BVerfG, Urteil vom 27.2.2014
Aktenzeichen 2 BvR 261/14

Stichpunkte

Bemerkenswerte Entscheidung im einstweiligen Rechtsschutz im Rahmen einer Verfassungsbeschwerde gegen die Ablehnung einer audiovisuellen Vernehmung im Strafverfahren; vorläufige Untersagung einer nicht audiovisuellen Vernehmung einer Zeugin durch einstweilige Anordnung wegen drohender Gefährdung der psychischen Gesundheit durch Aussage; beachtliche Ausführungen der Nebenklage; Ablehnung audiovisueller Vernehmung wegen unzureichender technischer Ausstattung des Gerichts nicht zulässig

Zusammenfassung

Das Bundesverfassungsgericht (BVerfG) untersagt der Strafkammer eines Landgerichts (LG) im Wege der einstweiligen Anordnung bis zur Entscheidung in der Hauptsache die Vernehmung einer Zeugin, solange die Vernehmung nicht audiovisuell durchgeführt wird.

Die Frau sollte in einem Vergewaltigungsprozess als Zeugin aussagen. Dem Angeklagten wird vorgeworfen, mehreren Frauen K.O.-Tropfen in Getränke gemischt und sie dann vergewaltigt zu haben. Auch die Beschwerdeführerin ist ein mutmaßliches Opfer. Sie hatte eine audiovisuelle Vernehmung gemäß § 247a Absatz 1 Strafprozessordnung beantragt. Sie habe das Geschehen verdrängt, bei einer Konfrontation mit dem Angeklagten oder einer erneuten Schilderung des Tatgeschehens in Anwesenheit der für das Strafverfahren notwendigen Beteiligten, selbst bei Ausschluss der Öffentlichkeit, sei nach Einschätzung der behandelnden Ärztin eine psychische Destabilisierung beziehungsweise Retraumatisierung zu befürchten. Das Gericht hatte den Antrag abgelehnt, weil es auf den persönlichen Eindruck der Zeugin ankomme. Die psychische Belastung der Zeugin könne durch andere Maßnahmen, wie die Anwesenheit einer Vertrauensperson und Ausschluss der Öffentlichkeit, gemildert werden. Die Frau erhob hiergegen Verfassungsbeschwerde und stellte Antrag auf Erlass einer einstweiligen Anordnung.

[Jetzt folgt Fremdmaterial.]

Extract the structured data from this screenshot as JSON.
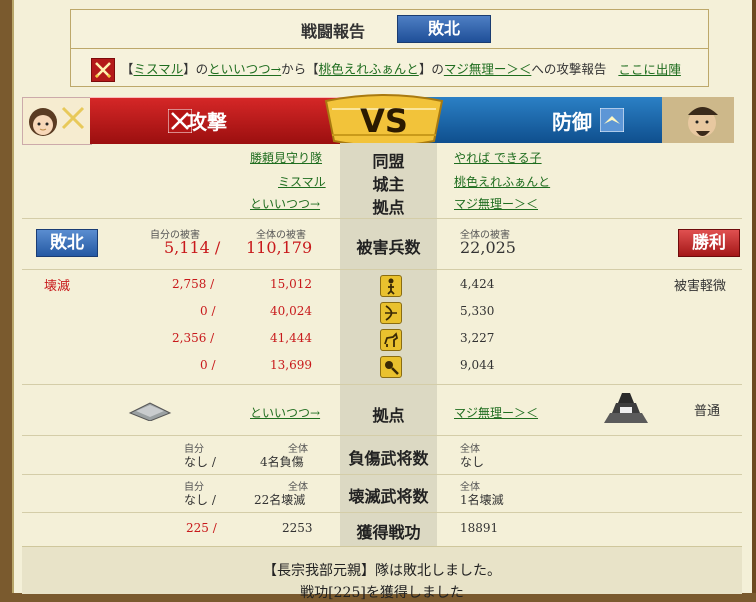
{
  "report": {
    "title": "戦闘報告",
    "result": "敗北",
    "attack_line": {
      "p1": "【",
      "attacker": "ミスマル",
      "p2": "】の",
      "attacker_base": "といいつつ→",
      "p3": "から【",
      "defender": "桃色えれふぁんと",
      "p4": "】の",
      "defender_base": "マジ無理ー＞＜",
      "p5": "への攻撃報告",
      "deploy_link": "ここに出陣"
    }
  },
  "vs": {
    "attack_label": "攻撃",
    "defense_label": "防御",
    "vs_text": "VS"
  },
  "info": {
    "labels": {
      "alliance": "同盟",
      "lord": "城主",
      "base": "拠点"
    },
    "attacker": {
      "alliance": "勝頼見守り隊",
      "lord": "ミスマル",
      "base": "といいつつ→"
    },
    "defender": {
      "alliance": "やれば できる子",
      "lord": "桃色えれふぁんと",
      "base": "マジ無理ー＞＜"
    }
  },
  "losses": {
    "label": "被害兵数",
    "attacker": {
      "result": "敗北",
      "own_label": "自分の被害",
      "total_label": "全体の被害",
      "own": "5,114 /",
      "total": "110,179",
      "status": "壊滅"
    },
    "defender": {
      "result": "勝利",
      "total_label": "全体の被害",
      "total": "22,025",
      "status": "被害軽微"
    },
    "units": [
      {
        "icon": "infantry-icon",
        "own": "2,758 /",
        "total": "15,012",
        "def": "4,424"
      },
      {
        "icon": "archer-icon",
        "own": "0 /",
        "total": "40,024",
        "def": "5,330"
      },
      {
        "icon": "cavalry-icon",
        "own": "2,356 /",
        "total": "41,444",
        "def": "3,227"
      },
      {
        "icon": "siege-icon",
        "own": "0 /",
        "total": "13,699",
        "def": "9,044"
      }
    ]
  },
  "base_row": {
    "label": "拠点",
    "attacker_base": "といいつつ→",
    "defender_base": "マジ無理ー＞＜",
    "defender_status": "普通"
  },
  "wounded": {
    "label": "負傷武将数",
    "own_label": "自分",
    "total_label": "全体",
    "own": "なし /",
    "total": "4名負傷",
    "def_total_label": "全体",
    "def": "なし"
  },
  "destroyed": {
    "label": "壊滅武将数",
    "own_label": "自分",
    "total_label": "全体",
    "own": "なし /",
    "total": "22名壊滅",
    "def_total_label": "全体",
    "def": "1名壊滅"
  },
  "merit": {
    "label": "獲得戦功",
    "own": "225 /",
    "total": "2253",
    "def": "18891"
  },
  "footer": {
    "line1": "【長宗我部元親】隊は敗北しました。",
    "line2": "戦功[225]を獲得しました"
  },
  "colors": {
    "attack": "#c81a1a",
    "defense": "#1f5fa0",
    "link": "#1f6d1f"
  }
}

Das BVerfG gibt dem statt und stellt fest, dass Einiges dafür spreche, dass das LG dem Grundrecht der Beschwerdeführerin auf körperliche Unversehrtheit gegenüber den Interessen des Angeklagten beziehungsweise der Strafrechtspflege nicht hinreichend Rechnung getragen habe. Aufgrund der bestehenden Anhaltspunkte für eine posttraumatische Belastungsstörung hätte das Gericht durch Befragung der Ärztin oder eines Sachverständigen vorhandene Zweifel über eine drohende gesundheitliche Gefährdung der Zeugin beseitigen müssen.

Sofern bei der Ablehnung der audiovisuellen Vernehmung die unzureichende technische Ausstattung des Gerichts eine Rolle gespielt habe, sei dies eine sachfremde, rechtlich nicht vertretbare Erwägung.

Da die Erfolgsaussichten der Verfassungsbeschwerde nach Ansicht des Senats somit offen waren, überwogen die Gründe für den Erlass der einstweiligen Anordnung.